# Giving Up on Bil Jac. Please HELP!!!



## Daisy's Mommie (Sep 24, 2012)

I have always been a true believer in Bil Jac dry food and have recommended it many times. HOWEVER, with all the reports I have been reading about the brown rice and problems with it, I am having second and third thoughts about serving it to my babies. We are almost at the bottom of the bag and I really think that I need to switch them to something better. All we have in our area is a PetSmart and they carry just the regular stuff. I have looked at ALL of it and read on all the bags. Just what is the best dry food in a place like PetSmart? I am so confused!!


----------



## maltese manica (Nov 6, 2012)

I know I fed mine Acana but now switched to Canine Caviar which they go nuts over!! Sorry I am not to sure what to buy from Petsmart :-( Could you not order from an online company??


----------



## mdbflorida (Feb 28, 2013)

We order from Chewy.com Canine Caviar. But I think Petsmart has Blue Buffalo, Fresh Pet and Wellness which i have seen some recommend. Do you have a Petco because i think they have Merrick which a lot use too.


----------



## maggieh (Dec 16, 2007)

The PetSmart by me has Wellness and AvoDerm in their "premium" aisle. But they also carry Simply Nourish which several varieties without rice and isn't a horrible food. If you're insistent on buying at PetSmart, that might be a good choice.
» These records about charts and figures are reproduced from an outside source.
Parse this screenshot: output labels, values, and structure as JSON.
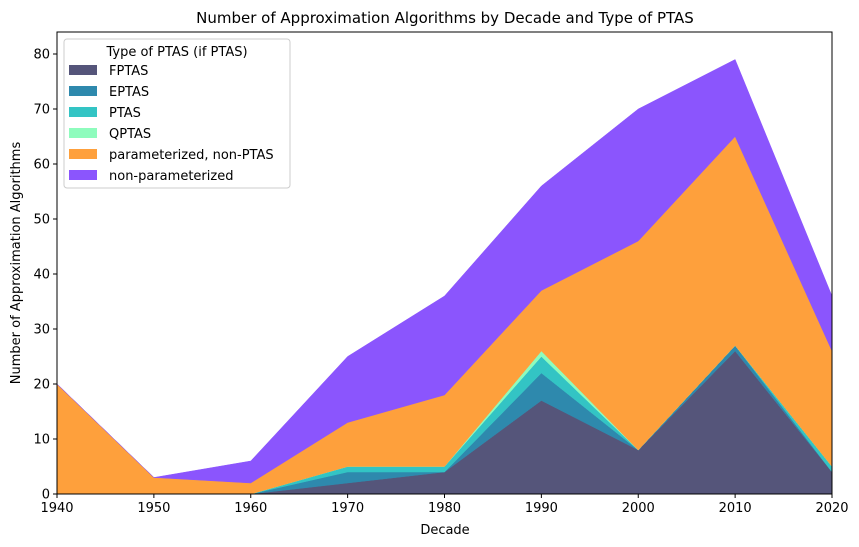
{
  "chart_data": {
    "type": "area",
    "stacked": true,
    "title": "Number of Approximation Algorithms by Decade and Type of PTAS",
    "xlabel": "Decade",
    "ylabel": "Number of Approximation Algorithms",
    "x": [
      1940,
      1950,
      1960,
      1970,
      1980,
      1990,
      2000,
      2010,
      2020
    ],
    "xlim": [
      1940,
      2020
    ],
    "ylim": [
      0,
      84
    ],
    "xticks": [
      "1940",
      "1950",
      "1960",
      "1970",
      "1980",
      "1990",
      "2000",
      "2010",
      "2020"
    ],
    "yticks": [
      "0",
      "10",
      "20",
      "30",
      "40",
      "50",
      "60",
      "70",
      "80"
    ],
    "grid": false,
    "legend_title": "Type of PTAS (if PTAS)",
    "legend_position": "upper-left",
    "series": [
      {
        "name": "FPTAS",
        "color": "#55557a",
        "values": [
          0,
          0,
          0,
          2,
          4,
          17,
          8,
          26,
          4
        ]
      },
      {
        "name": "EPTAS",
        "color": "#2e89ad",
        "values": [
          0,
          0,
          0,
          2,
          0,
          5,
          0,
          1,
          0
        ]
      },
      {
        "name": "PTAS",
        "color": "#33c4c4",
        "values": [
          0,
          0,
          0,
          1,
          1,
          3,
          0,
          0,
          1
        ]
      },
      {
        "name": "QPTAS",
        "color": "#8efcbd",
        "values": [
          0,
          0,
          0,
          0,
          0,
          1,
          0,
          0,
          0
        ]
      },
      {
        "name": "parameterized, non-PTAS",
        "color": "#fea03c",
        "values": [
          20,
          3,
          2,
          8,
          13,
          11,
          38,
          38,
          21
        ]
      },
      {
        "name": "non-parameterized",
        "color": "#8b55fd",
        "values": [
          0,
          0,
          4,
          12,
          18,
          19,
          24,
          14,
          10
        ]
      }
    ]
  }
}
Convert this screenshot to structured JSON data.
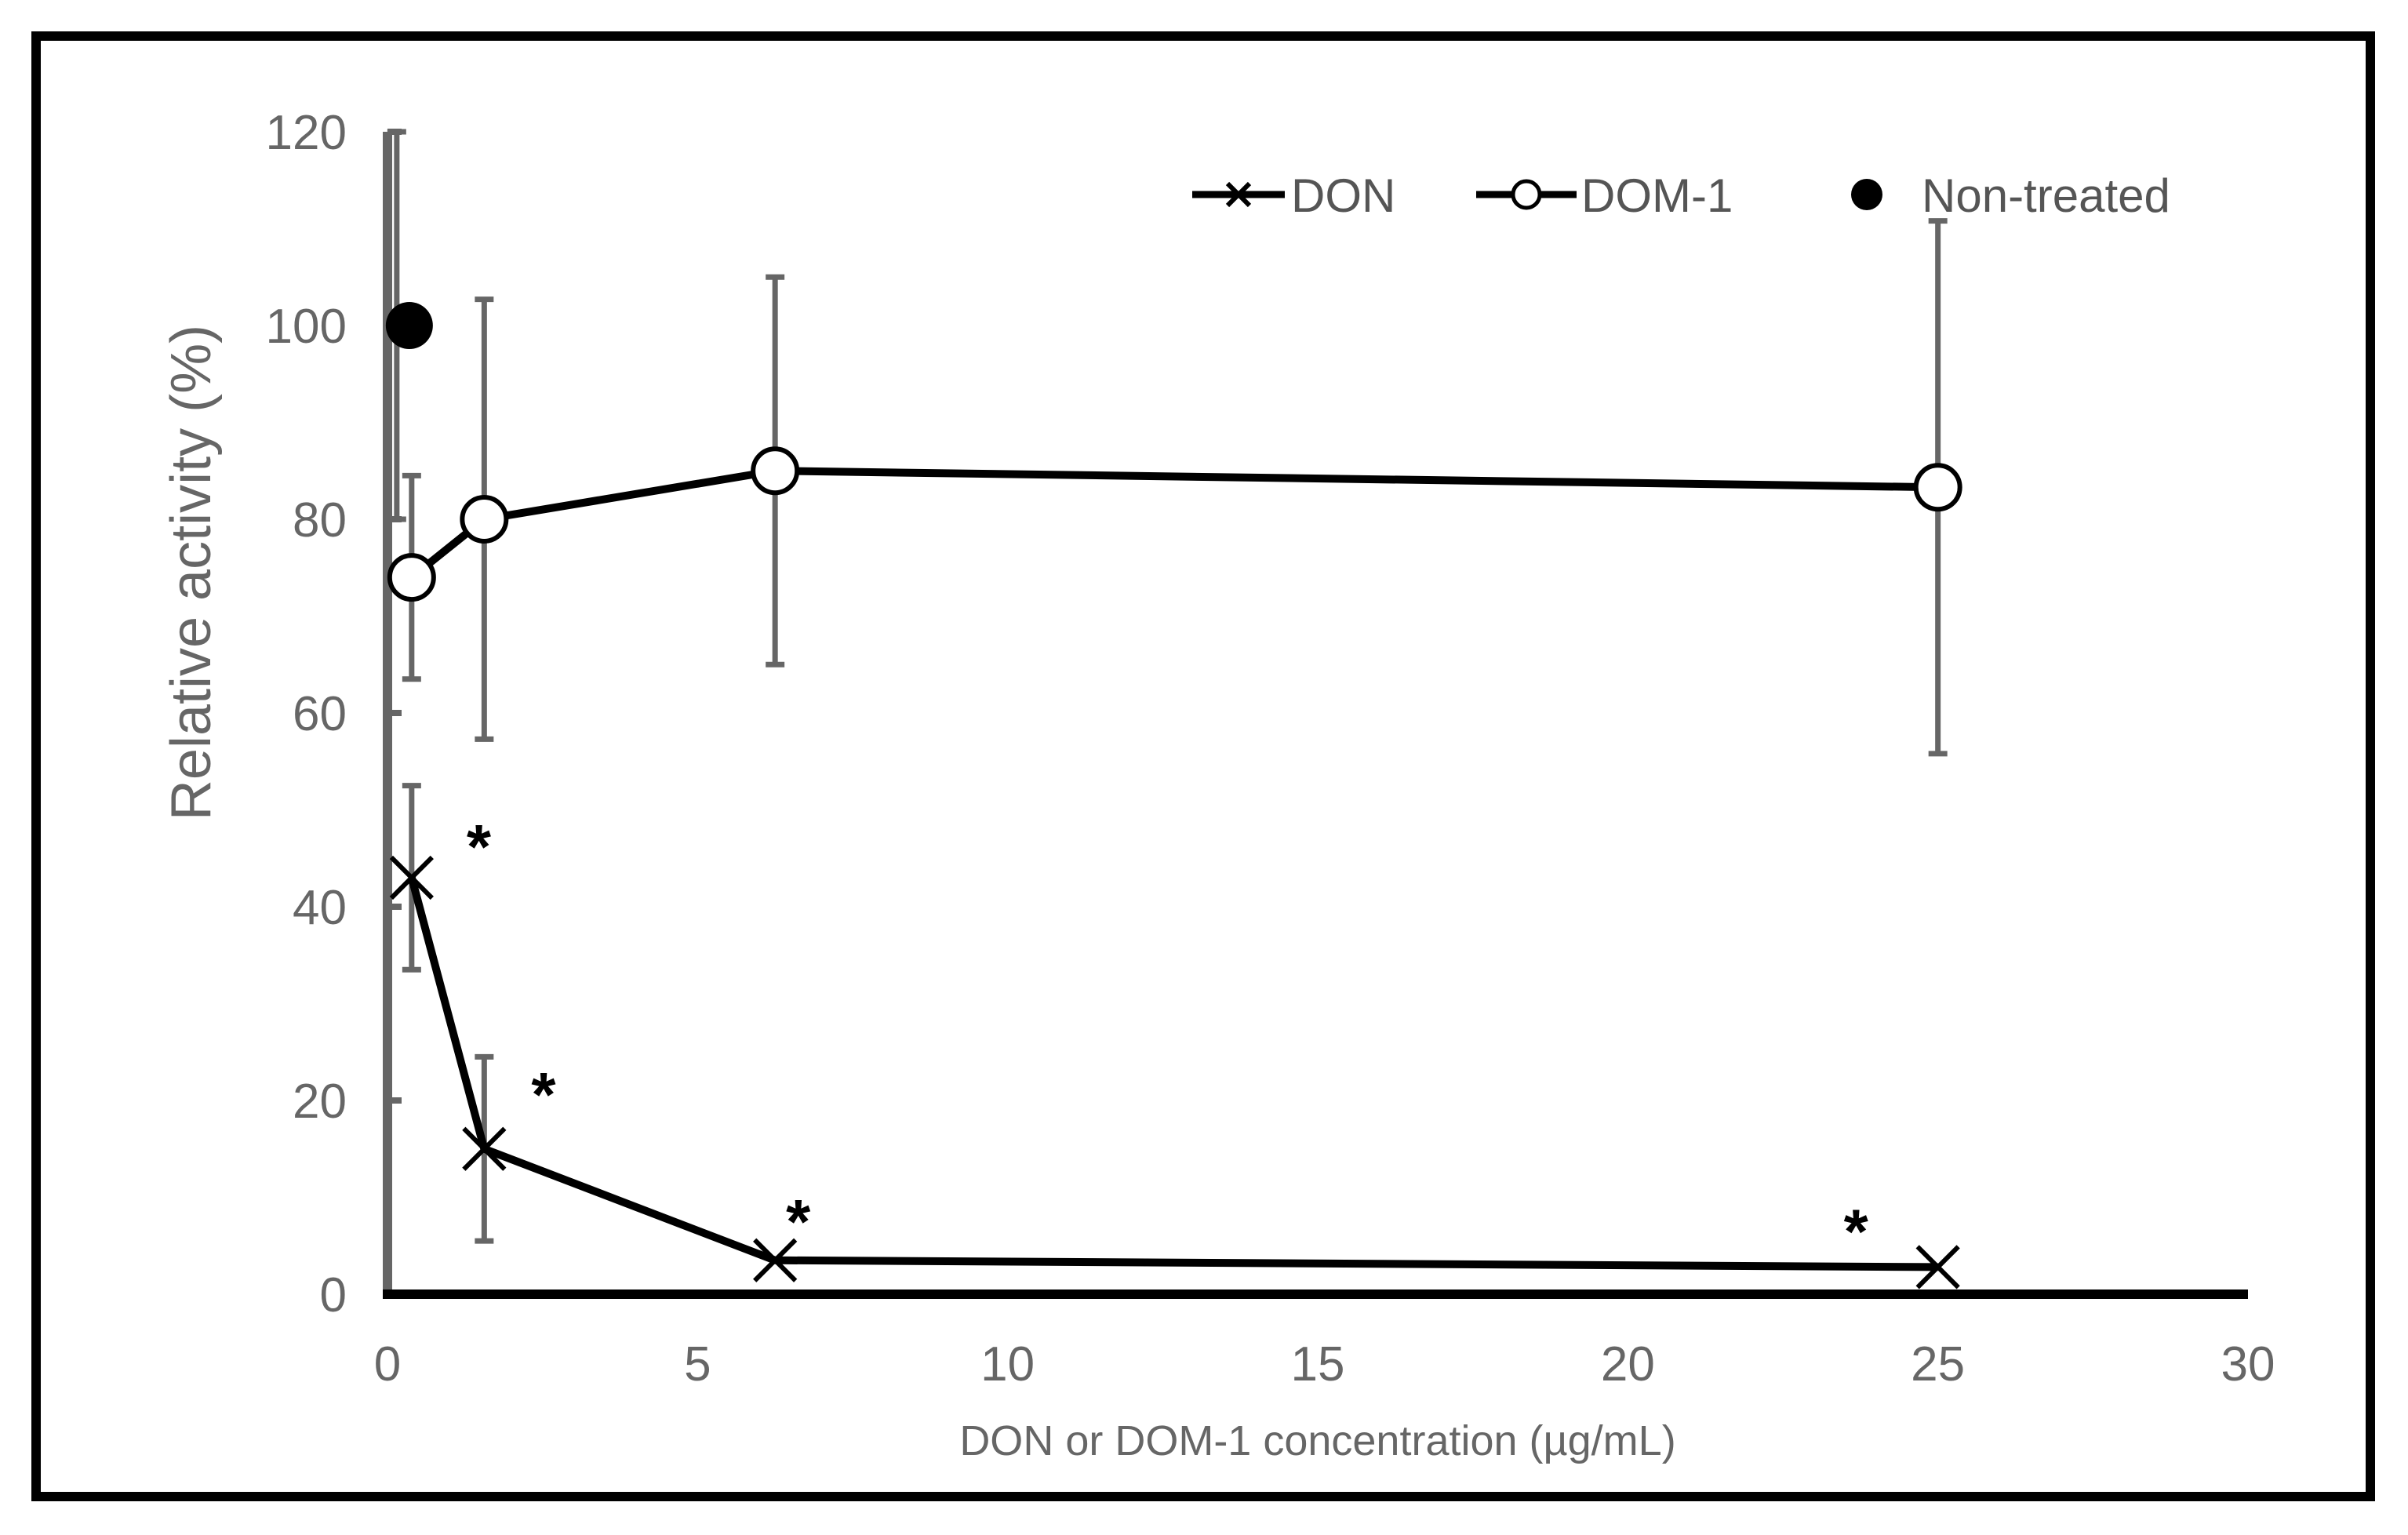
{
  "chart_data": {
    "type": "line",
    "title": "",
    "xlabel": "DON or DOM-1 concentration (µg/mL)",
    "ylabel": "Relative activity (%)",
    "xlim": [
      0,
      30
    ],
    "ylim": [
      0,
      120
    ],
    "x_ticks": [
      "0",
      "5",
      "10",
      "15",
      "20",
      "25",
      "30"
    ],
    "y_ticks": [
      "0",
      "20",
      "40",
      "60",
      "80",
      "100",
      "120"
    ],
    "legend_position": "top-right",
    "series": [
      {
        "name": "DON",
        "marker": "cross",
        "x": [
          0.39,
          1.56,
          6.25,
          25
        ],
        "y": [
          43,
          15,
          3.5,
          2.8
        ],
        "error": [
          9.5,
          9.5,
          0,
          0
        ],
        "annotations": [
          "*",
          "*",
          "*",
          "*"
        ]
      },
      {
        "name": "DOM-1",
        "marker": "open-circle",
        "x": [
          0.39,
          1.56,
          6.25,
          25
        ],
        "y": [
          74,
          80,
          85,
          83.3
        ],
        "error": [
          10.5,
          22.7,
          20,
          27.5
        ]
      },
      {
        "name": "Non-treated",
        "marker": "filled-circle",
        "x": [
          0.15
        ],
        "y": [
          100
        ],
        "error": [
          20
        ]
      }
    ]
  }
}
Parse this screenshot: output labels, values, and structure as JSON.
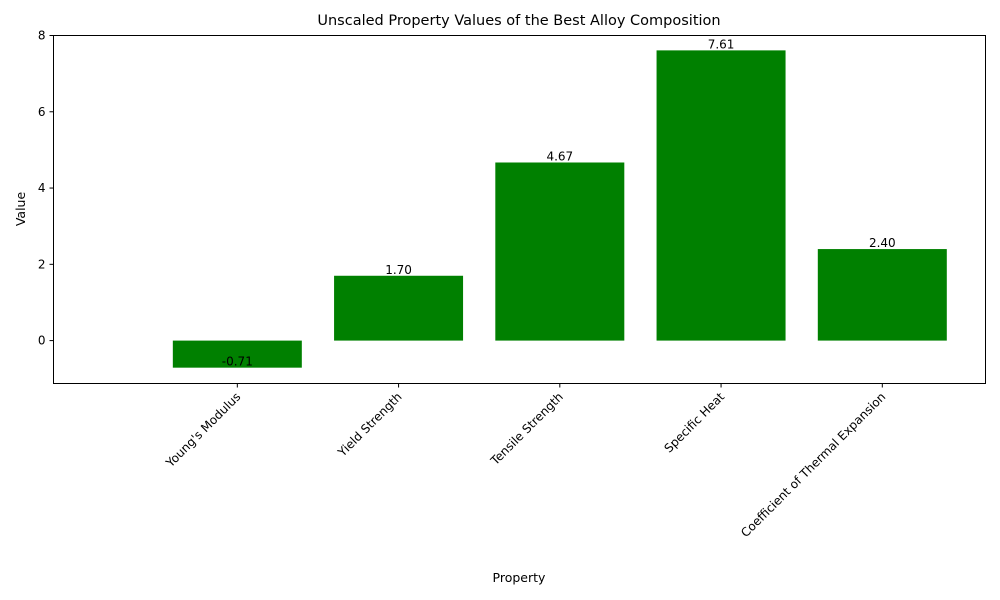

I've ordered from PetFoodDirect.com and chewy.com and been very happy with the service from both. In some cases, you can also order directly from the manufacturer so be sure and check their web sites too.

If you have a feed store near you, check it out as well. Sometimes places that carry nutrition items for animals such as horses will also stock dog food and my experience has been that they sometimes have the premium brands.


----------



## Kathleen (Aug 4, 2011)

You could see what is available in your local store, and then check out those brands on dogfoodadvisor.com. I have found that site to be very helpful.

We order online too, because our local Petsmart and Petco don't carry the brands we like.


----------



## Furbabies mom (Jul 25, 2011)

Does PetSmart carry Earthborn Holistic ? I switch mine between Fromm and Earthborn Holistic small breed. Mine really like it and it cleared up my Yorkies flakey skin as a puppy. Chewey .com is great to order from, my order came in a couple of days.


----------



## IzzysBellasMom (Jan 16, 2013)

I also order from Chewy.com. I use Fromm dry and Wellness wet. We have a local specialty pet store that carries the Fromm, but it was 18.99 plus tax, and on chewy.com it was 12.99 no tax and free shipping if you order enough. I am also on auto delivery. The only good thing about purchasing food from Petsmart, even after a week or so, if your dogs don't like it you can always return the remainder for a refund or exchange.


----------



## StevieB (Feb 2, 2012)

I order Fromm and Stella & Chewys from chewy.com. Shipping is around $5, the closest pet boutique that carries Fromm is about 15-20 mins away. I'm lazy so I figure 40 minutes of my time is worth $5!


----------



## dmsl (Jan 26, 2013)

Another Fromm and Chewy.com happy customer!!! We were feeding a higher end food from Petsmart (breeder had my golden on Eukaneuba Naturally Wild) and now I'm getting Fromm for less than I was paying for eukaneuba! I do the auto ship & love love it...you can change at any time...and if you ever make an error (like I did this month!) in changing your order & end up clicking twice within 24 hours - Chewy representatives call you to check on it just to verify you wanted double! I didn't & they stopped one order for me! I do at times buy a small bag at my local boutique store that carries fromm, just so I can ask for a few sample flavors to try! Then I order what they like on chewy.com!


----------



## Artbythecreek (Apr 16, 2013)

We do Fromm Salmon à la Veg and Primal Chicken (frozen and freeze dried). Everyone here loves it! I like how small the kibble is. Even tiny Corrina can handle it.


----------



## Hrossen11 (Jan 29, 2013)

My boys eat blue buffalo freedom small breed


----------